I should note, though, that Peter and Larry’s emphasis on withdrawal fees is based on a desire to talk about JPMorgan and me in the same sentence. I have primarily talked about withdrawal fees in order to argue that time-varying deposit fees at the cash window of the central bank are better. On pages 6 and 7 of “Breaking Through the Zero Lower Bound,” Ruchir Agarwal and I write:
Short of stamped currency or the abolition of paper currency, the government can discourage paper currency storage in essentially three ways, corresponding to the three steps needed to earn an interest rate of zero minus storage costs from paper currency: it can attack withdrawal of paper currency, storage of paper currency, or redeposit of paper currency.
To attack withdrawal of paper currency, the government could implement a restriction or fee on paper currency withdrawals from bank accounts (or in the extreme, end the printing of new paper currency, forcing people to make do with the existing stock). There are several disadvantages to this approach. First, it prevents withdrawal for spending as well as withdrawal for storage. Second, the ability to withdraw paper currency has great option value for people, which restrictions or fees on withdrawal would damage. Third, whether a withdrawal fee of a given size is adequate to prevent massive paper currency storage depends crucially not only on how negative interest rates are, but for how long they will be negative, which is difficult to know in advance. Fourth, with quantity restrictions on withdrawals—or fees high enough that the corner solution of withdrawing zero is often attractive—the effective price of paper currency would likely follow a jagged diffusion process as information and expectations evolved. Finally, people would still have an incentive to hoard the paper currency already in their possession, and to withdraw as much as possible in advance of the imposition of a withdrawal fee. This makes it more difficult to openly discuss and debate the imposition of a withdrawal fee.
To attack storage, the government could attempt to make storage of paper currency costly by taxing or prohibiting storage. There is a limit to how effective this can be, since storage of paper currency can be done in low-tech ways by anyone. Moreover, criminals already have experience in secret storage of paper currency. Thus, while storage of paper currency can be driven underground, it is hard to fully prevent. The ease of small-scale storage of paper currency by households, in particular, could lead to fewer funds left in demand deposits or savings accounts and hence to significant disintermediation even if commercial-scale paper currency storage could be successfully blocked.
The third option for the government is to implement a temporary fee on deposit or re-deposit of paper currency at the cash window of the central bank. Such a fee, when implemented in a time-varying manner on net deposits, creates an effective exchange rate between paper currency and electronic money, and allows the government to avoid the disadvantages of the first two options discussed above. The next section describes this mechanism in further detail.

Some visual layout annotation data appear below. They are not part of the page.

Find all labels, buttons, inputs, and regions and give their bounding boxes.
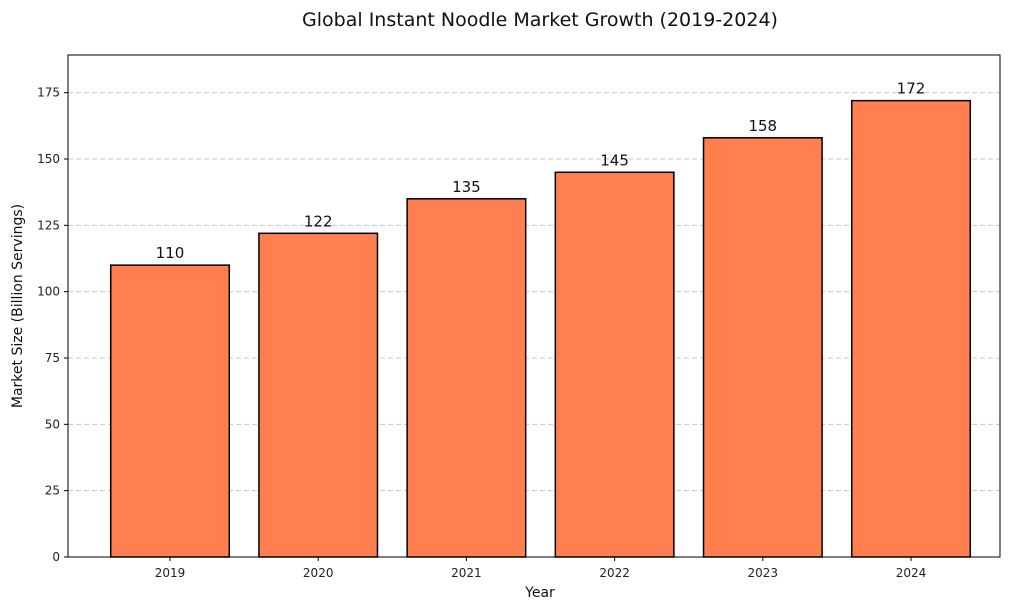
y-tick-label: 25: [45, 484, 60, 498]
y-tick-label: 100: [37, 285, 60, 299]
data-label: 158: [748, 117, 777, 135]
y-tick-label: 0: [52, 550, 60, 564]
bar-2022: [554, 171, 675, 558]
chart-title: Global Instant Noodle Market Growth (201…: [302, 9, 778, 31]
x-axis: 2019 2020 2021 2022 2023 2024: [155, 557, 927, 580]
x-tick-label: 2020: [303, 566, 334, 580]
y-axis-label: Market Size (Billion Servings): [10, 204, 26, 408]
data-label: 172: [897, 80, 926, 98]
y-tick-label: 175: [37, 86, 60, 100]
y-tick-label: 50: [45, 417, 60, 431]
y-tick-label: 150: [37, 152, 60, 166]
bar-2020: [258, 232, 379, 558]
bar-2019: [109, 264, 231, 558]
plot-frame: [67, 54, 1001, 558]
x-tick-label: 2019: [155, 566, 186, 580]
x-axis-label: Year: [524, 585, 555, 601]
data-label: 110: [156, 244, 185, 262]
bar-2021: [406, 198, 527, 558]
data-label: 145: [600, 151, 629, 169]
y-tick-label: 125: [37, 218, 60, 232]
y-axis: 0 25 50 75 100 125 150 175: [37, 86, 68, 564]
bars: 110 122 135 145 158 172: [109, 80, 972, 558]
x-tick-label: 2022: [599, 566, 630, 580]
data-label: 135: [452, 178, 481, 196]
data-label: 122: [304, 212, 333, 230]
bar-2023: [702, 137, 823, 558]
x-tick-label: 2021: [451, 566, 482, 580]
x-tick-label: 2023: [748, 566, 779, 580]
x-tick-label: 2024: [896, 566, 927, 580]
bar-2024: [850, 99, 972, 558]
y-tick-label: 75: [45, 351, 60, 365]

In the next version of the paper, we will also need to talk about the Bank of Japan’s inadequately detailed but fascinating potential policy of using the interest on reserves policy to charge interest on paper currency that I discussed in “The Bank of Japan’s New Tool to Block Massive Paper Currency Storage.”
One other thing I should mention is that, unfortunately, Peter and Larry link to website for “Negative Interest Rate Policy as Conventional Monetary Policy” where readers will hit a paywall if they try to download the paper itself. Here is a link to the paper itself, which, as part of my deal with the National Institute Economic Review, I have full permission to post in full on my own websites.
In “Going Off the Paper Standard” I wrote that the first of 18 steps toward a smooth implementation of an electronic money policy was
- Announce that eliminating the zero lower bound is possible from a technical point of view.
Progress on this first step has been considerably faster than I expected.